Depuis son arrivée au PSG en provenance du FC Barcelone, il y a deux ans, Ousmane Dembélé incarnait une promesse : celle d'un ailier de très haut niveau, enfin stabilisé après les turbulences catalanes. Mais la stabilité d'un joueur, c'est aussi sa capacité à construire plutôt qu'à détruire. À servir un projet plutôt que de se servir lui-même.
Or c'est précisément ce qui a changé chez Dembélé. Il y a cette saison presque 15 passes décisives en Ligue 1, un apport créatif indéniable. Mais ce qui impressionne Luis Enrique, c'est surtout que Dembélé a accepté d'être un ailier complet, pas un simple créateur. Il presse, il récupère, il crée de la transition rapide. C'est le contraire de ce qu'il était à Barcelone, où on lui reprochait justement cette tendance à disparaître défensivement.
Cette évolution a une explication simple : Luis Enrique exige une rigueur tactique. Les mercenaires qui ne jouent que pour la glisse du ballon sous le pied sont remplacés. Les professionnels qui acceptent de souffrir pour l'équipe deviennent irremplaçables. Dembélé a compris le message. Et le coach l'a reconnu publiquement, ce qui n'est jamais anodin.
Comment cette reconnaissance peut-elle influencer la finale ?
Une déclaration de Luis Enrique sur un joueur avant une finale, c'est bien plus qu'une simple compliment. C'est un message à toute l'équipe : voilà le type de performance qu'on attend. C'est aussi un vote de confiance absolu à Dembélé lui-même, une façon de dire que sa place est verrouillée, que ses efforts défensifs sont vus et récompensés.
Psychologiquement, cela a un poids. Les joueurs veulent sentir que leur coach voit l'intégralité de leur travail, pas juste les action qui finissent en vidéo YouTube. Dembélé va arriver à Londres avec cette certitude : je suis au cœur du projet. Mon rôle est capital.
Sur le terrain, contre Arsenal, ce message se traduit en attitude. Dembélé ne va pas avoir peur de revenir presser, de faire les sales boulots, parce qu'il sait que c'est exactement ce qu'on demande. Et c'est à ce moment-là que les meilleurs ailiers deviennent les plus dangereux. Quand ils jouent sans doute, sans chercher à justifier leur présence par des actions spectaculaires, mais en contribuant aux principes collectifs.

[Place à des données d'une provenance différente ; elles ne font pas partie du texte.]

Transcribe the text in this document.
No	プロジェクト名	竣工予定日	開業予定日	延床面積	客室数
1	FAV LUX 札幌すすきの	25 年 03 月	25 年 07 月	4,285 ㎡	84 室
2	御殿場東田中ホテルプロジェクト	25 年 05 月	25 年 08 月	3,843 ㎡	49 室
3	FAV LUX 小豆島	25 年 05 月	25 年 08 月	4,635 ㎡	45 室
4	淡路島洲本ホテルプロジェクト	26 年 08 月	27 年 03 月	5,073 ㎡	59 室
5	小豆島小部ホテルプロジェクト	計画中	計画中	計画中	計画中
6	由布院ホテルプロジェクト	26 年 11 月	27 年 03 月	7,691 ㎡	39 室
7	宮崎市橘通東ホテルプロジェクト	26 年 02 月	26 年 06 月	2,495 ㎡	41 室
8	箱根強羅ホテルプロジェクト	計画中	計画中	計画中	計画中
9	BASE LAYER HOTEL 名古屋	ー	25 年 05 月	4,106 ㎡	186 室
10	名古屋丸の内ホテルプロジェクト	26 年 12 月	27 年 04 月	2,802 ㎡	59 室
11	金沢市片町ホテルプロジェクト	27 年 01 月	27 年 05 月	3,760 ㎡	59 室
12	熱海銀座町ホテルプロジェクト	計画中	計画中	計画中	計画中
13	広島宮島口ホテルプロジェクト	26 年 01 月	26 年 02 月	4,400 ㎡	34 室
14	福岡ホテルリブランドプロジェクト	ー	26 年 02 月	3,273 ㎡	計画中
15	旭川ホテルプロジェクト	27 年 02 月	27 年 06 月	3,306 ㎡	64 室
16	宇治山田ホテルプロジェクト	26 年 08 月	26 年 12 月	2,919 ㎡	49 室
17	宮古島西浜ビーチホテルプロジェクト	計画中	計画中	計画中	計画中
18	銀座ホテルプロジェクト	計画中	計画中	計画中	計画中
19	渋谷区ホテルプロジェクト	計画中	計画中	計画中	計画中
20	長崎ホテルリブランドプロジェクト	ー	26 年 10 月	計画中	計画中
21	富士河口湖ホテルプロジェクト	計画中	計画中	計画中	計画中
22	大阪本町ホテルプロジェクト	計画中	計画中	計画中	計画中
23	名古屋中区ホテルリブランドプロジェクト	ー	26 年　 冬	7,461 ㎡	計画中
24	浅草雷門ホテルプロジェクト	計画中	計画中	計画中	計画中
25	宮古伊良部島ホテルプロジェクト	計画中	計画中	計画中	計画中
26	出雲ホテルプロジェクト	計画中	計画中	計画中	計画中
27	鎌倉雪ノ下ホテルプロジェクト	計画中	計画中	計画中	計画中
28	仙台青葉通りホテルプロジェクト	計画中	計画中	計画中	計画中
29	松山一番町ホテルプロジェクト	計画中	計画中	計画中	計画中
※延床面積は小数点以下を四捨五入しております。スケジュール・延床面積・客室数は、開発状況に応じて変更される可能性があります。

Arsenal ne s'attend probablement pas à affronter une telle version de Dembélé. L'équipe française pense davantage à neutraliser Saka et Martinelli. Or si Dembélé transforme son flanc en zone de récupération plutôt qu'en autoroute, le match change de nature. Luis Enrique vient de donner un coup de projecteur sur l'élément qui pourrait basculer l'équilibre tactique.
Les finales se gagnent souvent sur des détails que personne ne voit en direct. Il se pourrait que celui-ci porte le numéro 23 parisien, qui presse quand il faut et dribble quand c'est utile. Pas l'inverse.